You live in cloud storage
Go with HelloFax. If every document you fax is already in Google Drive or Dropbox, the direct integration saves time.
The Subscription Trap
One thing worth noting: most online fax services are built around subscriptions. That's great for the company (predictable recurring revenue) but often bad for the customer.
Consider this: if you pay $18.99/month for eFax and send 5 faxes per year, each fax costs you about $45. That's more expensive than walking to a FedEx Office.
Before committing to a subscription, honestly assess how often you fax.
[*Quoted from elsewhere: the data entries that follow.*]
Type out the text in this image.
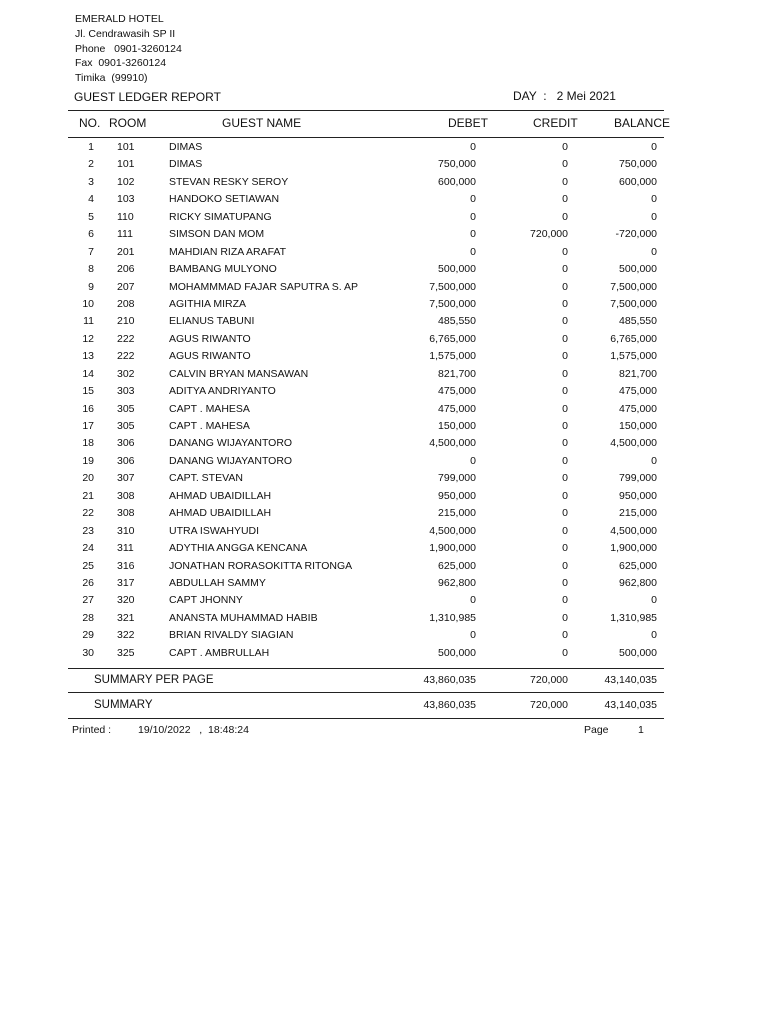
EMERALD HOTEL
Jl. Cendrawasih SP II
Phone   0901-3260124
Fax  0901-3260124
Timika  (99910)
GUEST LEDGER REPORT	DAY  :   2 Mei 2021
NO. ROOM	GUEST NAME	DEBET	CREDIT	BALANCE
1 101	DIMAS	0	0	0
2 101	DIMAS	750,000	0	750,000
3 102	STEVAN RESKY SEROY	600,000	0	600,000
4 103	HANDOKO SETIAWAN	0	0	0
5 110	RICKY SIMATUPANG	0	0	0
6 111	SIMSON DAN MOM	0	720,000	-720,000
7 201	MAHDIAN RIZA ARAFAT	0	0	0
8 206	BAMBANG MULYONO	500,000	0	500,000
9 207	MOHAMMMAD FAJAR SAPUTRA S. AP	7,500,000	0	7,500,000
10 208	AGITHIA MIRZA	7,500,000	0	7,500,000
11 210	ELIANUS TABUNI	485,550	0	485,550
12 222	AGUS RIWANTO	6,765,000	0	6,765,000
13 222	AGUS RIWANTO	1,575,000	0	1,575,000
14 302	CALVIN BRYAN MANSAWAN	821,700	0	821,700
15 303	ADITYA ANDRIYANTO	475,000	0	475,000
16 305	CAPT . MAHESA	475,000	0	475,000
17 305	CAPT . MAHESA	150,000	0	150,000
18 306	DANANG WIJAYANTORO	4,500,000	0	4,500,000
19 306	DANANG WIJAYANTORO	0	0	0
20 307	CAPT. STEVAN	799,000	0	799,000
21 308	AHMAD UBAIDILLAH	950,000	0	950,000
22 308	AHMAD UBAIDILLAH	215,000	0	215,000
23 310	UTRA ISWAHYUDI	4,500,000	0	4,500,000
24 311	ADYTHIA ANGGA KENCANA	1,900,000	0	1,900,000
25 316	JONATHAN RORASOKITTA RITONGA	625,000	0	625,000
26 317	ABDULLAH SAMMY	962,800	0	962,800
27 320	CAPT JHONNY	0	0	0
28 321	ANANSTA MUHAMMAD HABIB	1,310,985	0	1,310,985
29 322	BRIAN RIVALDY SIAGIAN	0	0	0
30 325	CAPT . AMBRULLAH	500,000	0	500,000
SUMMARY PER PAGE	43,860,035	720,000	43,140,035
SUMMARY	43,860,035	720,000	43,140,035
Printed :	19/10/2022   ,  18:48:24	Page	1
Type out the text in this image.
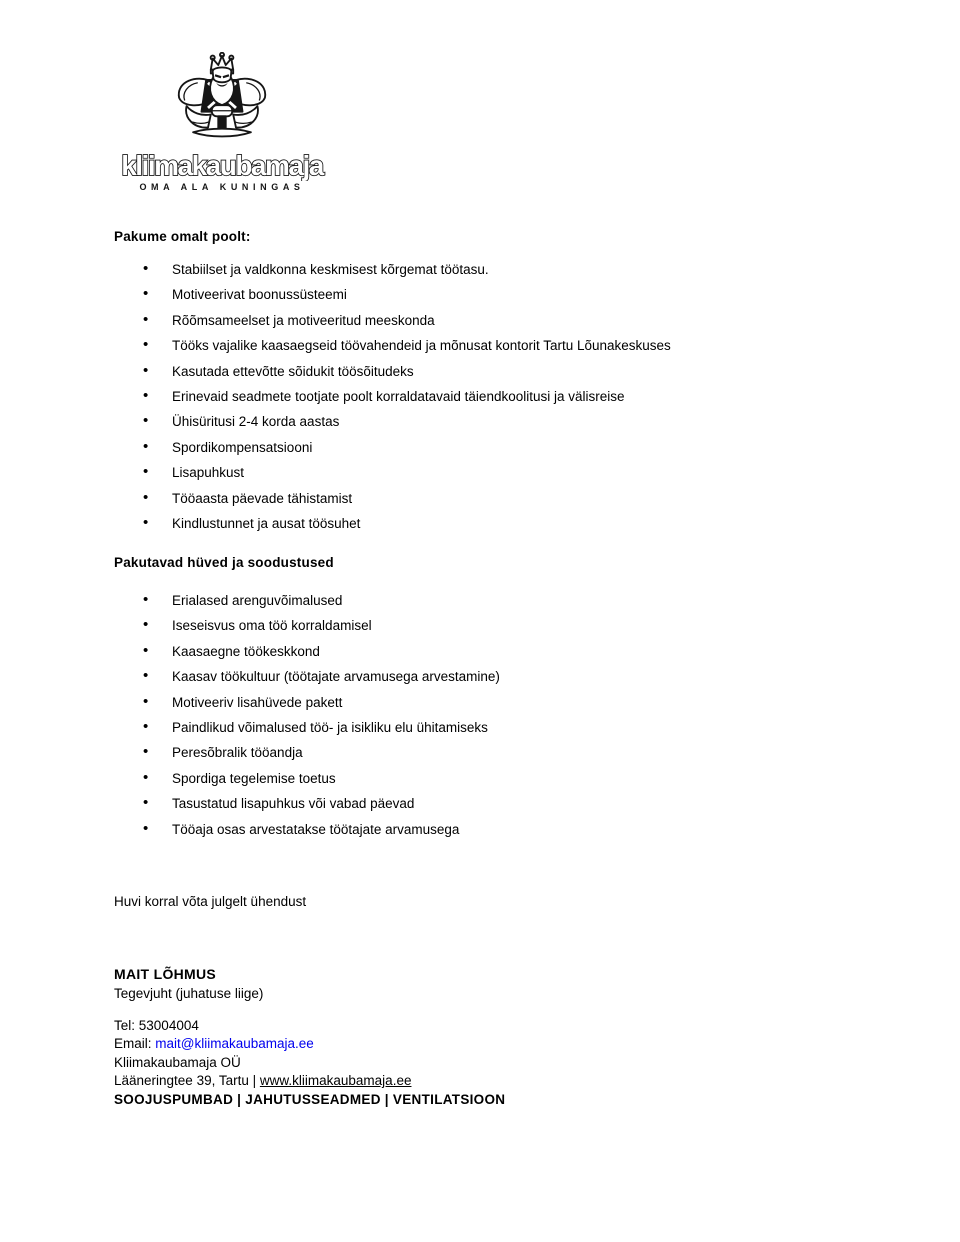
kliimakaubamaja
OMA ALA KUNINGAS

Pakume omalt poolt:

• Stabiilset ja valdkonna keskmisest kõrgemat töötasu.
• Motiveerivat boonussüsteemi
• Rõõmsameelset ja motiveeritud meeskonda
• Tööks vajalike kaasaegseid töövahendeid ja mõnusat kontorit Tartu Lõunakeskuses
• Kasutada ettevõtte sõidukit töösõitudeks
• Erinevaid seadmete tootjate poolt korraldatavaid täiendkoolitusi ja välisreise
• Ühisüritusi 2-4 korda aastas
• Spordikompensatsiooni
• Lisapuhkust
• Tööaasta päevade tähistamist
• Kindlustunnet ja ausat töösuhet

Pakutavad hüved ja soodustused

• Erialased arenguvõimalused
• Iseseisvus oma töö korraldamisel
• Kaasaegne töökeskkond
• Kaasav töökultuur (töötajate arvamusega arvestamine)
• Motiveeriv lisahüvede pakett
• Paindlikud võimalused töö- ja isikliku elu ühitamiseks
• Peresõbralik tööandja
• Spordiga tegelemise toetus
• Tasustatud lisapuhkus või vabad päevad
• Tööaja osas arvestatakse töötajate arvamusega

Huvi korral võta julgelt ühendust

MAIT LÕHMUS

Tegevjuht (juhatuse liige)

Tel: 53004004
Email: mait@kliimakaubamaja.ee
Kliimakaubamaja OÜ
Lääneringtee 39, Tartu | www.kliimakaubamaja.ee
SOOJUSPUMBAD | JAHUTUSSEADMED | VENTILATSIOON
If it's less than once a month, a pay-per-fax service will almost certainly save you money.
Conclusion
The online fax market in 2026 ranges from legacy players charging premium subscriptions to modern services that let you pay per use. There's no single best service — it depends on your needs.
For most individuals and occasional senders, QuickFaxPro offers the simplest and most cost-effective way to send a fax. For businesses needing full send-and-receive capability, Fax.Plus and RingCentral are strong contenders at different price points.
Whatever you choose, you definitely don't need a fax machine.